The ISA Riscom/N2 card has a jumper block to set the IRQ and a DIP switch to set the port address the card will use. The values programmed
into the card must be specified with the port and irq locators in the kernel configuration line. The iomem locator must be specified and
must occur on a 16k boundary. The driver uses a 16k region of io memory. Bit 0 of the flags locator indicates if there is a second serial
port available on the card.
Currently clock source and speed information is specified with the flags locator in the kernel configuration file. The flags field has the
following format.
3 2 1
1 0 9 8 7 6 5 4 3 2 1 0 9 8 7 6 5 4 3 2 1 0 9 8 7 6 5 4 3 2 1 0
+-------------+ +-----+ +-----+ + +---+ +-+ + +---+ +-+ +
tmc tdiv rdiv e1 rxs1 ts1 e0 rxs0 txs0 np(*)
tmc Defines the timer constant. The base clock frequency is divided by tmc to generate the main clock for receiving and sending.
Further division is possible with the tdiv and rdiv divisor options. A value of 0 is treated as 256.
tdiv Defines the transmit divisor as 2^(tdiv). The internal transmit clock frequency is determined by dividing the base clock fre-
quency by tmc and then dividing by 2^(tdiv).
rdiv Defines the receive divisor as 2^(rdiv). The internal receive clock frequency is determined by dividing the base clock frequency
by tmc and then dividing by 2^(rdiv).
e0 e1 If true the internal clock source is used to drive the line clock for port 0 or port 1 respectively.
rxs0 rxs1 Specifies which clock source to use for receiving data on port 0 and port 1 respectively. The following values are accepted:
0
Line clock.
1
Line clock with noise suppression.
2
Internal clock.
txs0 txs1 Specifies which clock source to use for transmitting data on port 0 and port 1 respectively. The following values are accepted:
0
Line clock.
1
Internal clock.
2
Receive clock.
np (For the ISA card only) A value of 1 indicates there is a second serial port present on the card. This is auto-detected on the
PCI card and need not be specified.
HARDWARE
Cards supported by the ntwoc driver include:
SDL Communications Riscom/N2
SDL Communications N2pci
SDL Communications WANic 400 (untested)
DIAGNOSTICS
ntwoc0: TXDMA underrun - fifo depth maxed Indicates that the serial port's FIFO is being drained faster than DMA can fill it. The driver
automatically increases the low-water mark at which to begin DMA transfers when underruns occur. This diagnostic is issued when the low-
water mark is maximized (i.e., 1 less than the depth of the FIFO).

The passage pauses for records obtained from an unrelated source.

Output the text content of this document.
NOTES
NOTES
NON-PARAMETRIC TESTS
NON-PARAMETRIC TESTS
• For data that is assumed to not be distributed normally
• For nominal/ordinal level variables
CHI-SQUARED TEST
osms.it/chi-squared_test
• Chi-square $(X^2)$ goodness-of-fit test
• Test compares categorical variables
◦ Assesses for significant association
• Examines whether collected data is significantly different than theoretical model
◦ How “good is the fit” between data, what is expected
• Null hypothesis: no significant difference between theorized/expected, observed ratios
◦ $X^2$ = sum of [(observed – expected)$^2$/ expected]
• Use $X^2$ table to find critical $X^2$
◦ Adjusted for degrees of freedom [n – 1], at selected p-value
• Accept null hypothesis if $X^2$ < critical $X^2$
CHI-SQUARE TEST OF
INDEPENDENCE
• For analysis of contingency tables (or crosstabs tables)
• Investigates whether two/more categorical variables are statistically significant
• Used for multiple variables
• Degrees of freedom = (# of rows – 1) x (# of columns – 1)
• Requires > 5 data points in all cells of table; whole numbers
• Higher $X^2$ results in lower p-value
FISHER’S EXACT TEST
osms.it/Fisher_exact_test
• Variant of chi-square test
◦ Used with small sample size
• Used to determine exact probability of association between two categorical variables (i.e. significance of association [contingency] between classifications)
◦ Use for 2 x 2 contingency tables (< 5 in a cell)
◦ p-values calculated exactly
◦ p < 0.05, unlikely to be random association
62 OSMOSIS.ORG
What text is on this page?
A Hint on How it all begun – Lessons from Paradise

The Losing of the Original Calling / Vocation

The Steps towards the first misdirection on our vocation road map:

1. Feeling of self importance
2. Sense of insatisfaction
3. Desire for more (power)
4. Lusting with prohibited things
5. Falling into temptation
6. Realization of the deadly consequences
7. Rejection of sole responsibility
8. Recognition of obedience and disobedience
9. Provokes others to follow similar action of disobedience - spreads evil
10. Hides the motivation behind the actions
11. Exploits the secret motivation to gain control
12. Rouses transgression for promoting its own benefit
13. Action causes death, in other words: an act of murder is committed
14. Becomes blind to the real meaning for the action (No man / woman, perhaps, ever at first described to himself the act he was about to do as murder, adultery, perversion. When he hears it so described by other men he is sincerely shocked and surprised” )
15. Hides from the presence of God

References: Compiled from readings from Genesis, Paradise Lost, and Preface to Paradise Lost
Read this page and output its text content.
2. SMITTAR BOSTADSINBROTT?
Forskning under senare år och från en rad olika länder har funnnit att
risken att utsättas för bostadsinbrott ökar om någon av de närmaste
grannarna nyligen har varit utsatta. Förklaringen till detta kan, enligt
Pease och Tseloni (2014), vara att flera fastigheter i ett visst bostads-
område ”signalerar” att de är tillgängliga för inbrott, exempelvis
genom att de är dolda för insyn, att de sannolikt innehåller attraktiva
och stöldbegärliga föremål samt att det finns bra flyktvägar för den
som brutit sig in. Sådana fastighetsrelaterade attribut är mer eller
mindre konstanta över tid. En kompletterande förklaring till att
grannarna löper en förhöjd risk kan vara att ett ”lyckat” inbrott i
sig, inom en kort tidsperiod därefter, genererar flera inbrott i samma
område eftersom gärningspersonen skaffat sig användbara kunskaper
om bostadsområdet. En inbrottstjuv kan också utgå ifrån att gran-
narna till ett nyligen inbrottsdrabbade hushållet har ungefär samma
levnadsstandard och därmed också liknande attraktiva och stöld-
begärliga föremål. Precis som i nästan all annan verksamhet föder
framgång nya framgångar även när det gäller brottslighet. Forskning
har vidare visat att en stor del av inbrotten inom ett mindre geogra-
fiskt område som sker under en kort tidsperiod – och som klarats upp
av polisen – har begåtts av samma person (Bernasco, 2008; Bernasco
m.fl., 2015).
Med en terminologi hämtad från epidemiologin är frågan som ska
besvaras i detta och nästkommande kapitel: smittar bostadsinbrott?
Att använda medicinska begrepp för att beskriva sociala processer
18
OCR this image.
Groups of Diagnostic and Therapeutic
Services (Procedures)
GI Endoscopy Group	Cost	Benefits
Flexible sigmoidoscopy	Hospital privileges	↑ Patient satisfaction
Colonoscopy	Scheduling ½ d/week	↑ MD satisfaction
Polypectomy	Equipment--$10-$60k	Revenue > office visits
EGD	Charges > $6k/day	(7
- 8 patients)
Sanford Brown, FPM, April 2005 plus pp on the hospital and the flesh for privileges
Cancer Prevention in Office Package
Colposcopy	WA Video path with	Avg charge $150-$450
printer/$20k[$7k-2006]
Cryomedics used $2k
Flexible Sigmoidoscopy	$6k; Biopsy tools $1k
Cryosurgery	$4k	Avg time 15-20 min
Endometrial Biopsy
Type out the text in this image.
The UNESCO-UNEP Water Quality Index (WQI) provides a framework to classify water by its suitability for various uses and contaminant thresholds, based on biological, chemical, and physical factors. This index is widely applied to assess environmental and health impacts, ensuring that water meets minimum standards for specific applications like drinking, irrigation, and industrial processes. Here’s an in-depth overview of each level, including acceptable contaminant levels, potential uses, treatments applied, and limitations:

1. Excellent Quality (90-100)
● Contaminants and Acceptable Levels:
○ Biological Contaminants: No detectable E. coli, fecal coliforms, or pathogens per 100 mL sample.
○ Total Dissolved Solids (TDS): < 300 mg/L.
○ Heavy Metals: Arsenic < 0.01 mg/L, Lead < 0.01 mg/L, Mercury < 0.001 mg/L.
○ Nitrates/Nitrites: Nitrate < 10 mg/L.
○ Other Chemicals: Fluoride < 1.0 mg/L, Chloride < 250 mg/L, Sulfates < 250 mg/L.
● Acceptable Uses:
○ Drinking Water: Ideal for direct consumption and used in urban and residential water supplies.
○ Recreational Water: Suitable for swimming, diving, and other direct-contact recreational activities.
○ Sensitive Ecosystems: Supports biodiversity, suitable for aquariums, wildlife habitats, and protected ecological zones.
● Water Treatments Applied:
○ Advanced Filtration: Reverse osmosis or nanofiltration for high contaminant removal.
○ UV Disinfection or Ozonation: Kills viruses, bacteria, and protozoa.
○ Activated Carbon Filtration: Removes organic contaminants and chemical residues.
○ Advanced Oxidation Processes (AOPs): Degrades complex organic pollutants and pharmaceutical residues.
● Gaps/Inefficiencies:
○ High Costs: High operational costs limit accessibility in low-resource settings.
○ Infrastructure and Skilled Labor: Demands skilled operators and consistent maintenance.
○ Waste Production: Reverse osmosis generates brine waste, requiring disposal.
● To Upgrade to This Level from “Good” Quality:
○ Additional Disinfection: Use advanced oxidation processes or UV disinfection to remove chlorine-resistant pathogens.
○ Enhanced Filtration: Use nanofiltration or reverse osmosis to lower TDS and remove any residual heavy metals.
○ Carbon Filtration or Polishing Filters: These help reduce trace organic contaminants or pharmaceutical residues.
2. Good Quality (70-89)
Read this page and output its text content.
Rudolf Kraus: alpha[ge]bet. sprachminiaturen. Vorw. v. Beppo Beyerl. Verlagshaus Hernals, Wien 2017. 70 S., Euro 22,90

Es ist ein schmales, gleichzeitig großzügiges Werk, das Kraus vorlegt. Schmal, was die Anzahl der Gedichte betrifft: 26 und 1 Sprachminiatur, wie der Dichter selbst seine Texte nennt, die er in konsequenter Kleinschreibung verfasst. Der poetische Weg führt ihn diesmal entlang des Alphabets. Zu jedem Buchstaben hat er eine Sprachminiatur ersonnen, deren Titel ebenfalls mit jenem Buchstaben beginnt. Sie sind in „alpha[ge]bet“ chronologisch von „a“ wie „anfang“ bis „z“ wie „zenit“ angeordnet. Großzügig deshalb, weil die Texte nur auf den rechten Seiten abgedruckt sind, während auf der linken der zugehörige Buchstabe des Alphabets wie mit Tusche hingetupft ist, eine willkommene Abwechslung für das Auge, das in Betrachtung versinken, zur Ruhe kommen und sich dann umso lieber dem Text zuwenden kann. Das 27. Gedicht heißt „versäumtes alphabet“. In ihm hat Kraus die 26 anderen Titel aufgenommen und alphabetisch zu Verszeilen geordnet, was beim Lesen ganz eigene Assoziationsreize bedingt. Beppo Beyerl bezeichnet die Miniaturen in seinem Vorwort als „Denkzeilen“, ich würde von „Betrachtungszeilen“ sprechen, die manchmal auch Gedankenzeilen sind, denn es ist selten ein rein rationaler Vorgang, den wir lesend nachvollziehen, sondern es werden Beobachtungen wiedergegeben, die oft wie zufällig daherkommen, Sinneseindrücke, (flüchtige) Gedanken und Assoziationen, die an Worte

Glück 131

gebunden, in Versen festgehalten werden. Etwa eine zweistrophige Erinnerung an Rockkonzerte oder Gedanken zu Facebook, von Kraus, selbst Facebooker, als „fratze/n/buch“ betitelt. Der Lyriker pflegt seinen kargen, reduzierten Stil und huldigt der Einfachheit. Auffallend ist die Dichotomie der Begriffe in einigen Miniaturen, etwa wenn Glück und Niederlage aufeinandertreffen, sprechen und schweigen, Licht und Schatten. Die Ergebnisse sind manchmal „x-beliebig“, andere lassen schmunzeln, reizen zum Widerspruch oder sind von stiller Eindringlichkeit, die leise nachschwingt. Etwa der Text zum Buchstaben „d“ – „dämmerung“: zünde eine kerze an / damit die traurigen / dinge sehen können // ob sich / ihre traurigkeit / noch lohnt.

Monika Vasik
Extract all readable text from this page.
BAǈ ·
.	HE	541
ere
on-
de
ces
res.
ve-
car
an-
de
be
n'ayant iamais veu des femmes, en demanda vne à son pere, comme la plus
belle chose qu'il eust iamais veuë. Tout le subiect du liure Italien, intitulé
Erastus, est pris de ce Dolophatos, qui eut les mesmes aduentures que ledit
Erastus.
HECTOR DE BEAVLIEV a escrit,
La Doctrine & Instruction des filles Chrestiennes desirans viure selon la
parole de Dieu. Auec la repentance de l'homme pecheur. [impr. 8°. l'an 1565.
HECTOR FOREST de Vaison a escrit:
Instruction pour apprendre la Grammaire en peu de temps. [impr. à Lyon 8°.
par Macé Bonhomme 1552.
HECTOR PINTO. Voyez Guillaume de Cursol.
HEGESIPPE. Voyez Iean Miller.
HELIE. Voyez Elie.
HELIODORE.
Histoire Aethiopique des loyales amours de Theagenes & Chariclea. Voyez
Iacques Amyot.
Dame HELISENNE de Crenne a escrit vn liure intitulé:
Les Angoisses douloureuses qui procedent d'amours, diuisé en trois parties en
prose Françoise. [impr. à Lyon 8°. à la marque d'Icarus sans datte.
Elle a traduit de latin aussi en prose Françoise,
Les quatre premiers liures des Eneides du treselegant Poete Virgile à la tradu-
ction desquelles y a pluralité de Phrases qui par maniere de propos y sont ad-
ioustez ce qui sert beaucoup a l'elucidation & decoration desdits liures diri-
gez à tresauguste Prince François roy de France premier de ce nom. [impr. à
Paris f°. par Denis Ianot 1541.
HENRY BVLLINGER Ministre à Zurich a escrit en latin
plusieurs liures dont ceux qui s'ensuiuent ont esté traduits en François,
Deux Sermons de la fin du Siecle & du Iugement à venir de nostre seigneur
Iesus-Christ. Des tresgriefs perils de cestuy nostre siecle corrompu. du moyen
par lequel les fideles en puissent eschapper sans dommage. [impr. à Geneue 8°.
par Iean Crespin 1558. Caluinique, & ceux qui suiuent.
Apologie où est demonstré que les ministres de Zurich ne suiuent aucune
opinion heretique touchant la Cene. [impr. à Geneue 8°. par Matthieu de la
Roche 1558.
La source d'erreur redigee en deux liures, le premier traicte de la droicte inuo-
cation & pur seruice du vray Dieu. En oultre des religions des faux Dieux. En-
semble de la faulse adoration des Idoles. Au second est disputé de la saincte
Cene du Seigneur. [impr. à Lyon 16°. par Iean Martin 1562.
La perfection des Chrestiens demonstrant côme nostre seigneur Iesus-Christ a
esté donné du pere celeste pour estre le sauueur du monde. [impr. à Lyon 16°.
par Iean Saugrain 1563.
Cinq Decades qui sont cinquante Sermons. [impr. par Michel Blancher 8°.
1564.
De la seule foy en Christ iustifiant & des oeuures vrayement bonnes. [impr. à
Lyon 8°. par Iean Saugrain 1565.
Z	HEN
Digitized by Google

ntwoc0: RXDMA buffer overflow Indicates that a frame is being received by the card, but there are no free receive buffers.
SEE ALSO
intro(4), isa(4), pci(4), ifconfig(8)
HISTORY
The PCI driver first appeared in NetBSD 1.4. Much of the ISA driver was adapted from the FreeBSD sr driver and first appeared in NetBSD 1.5.
BUGS
Use of the flags locator for setting the clock sources and speeds should be replaced with ioctl's and a control program.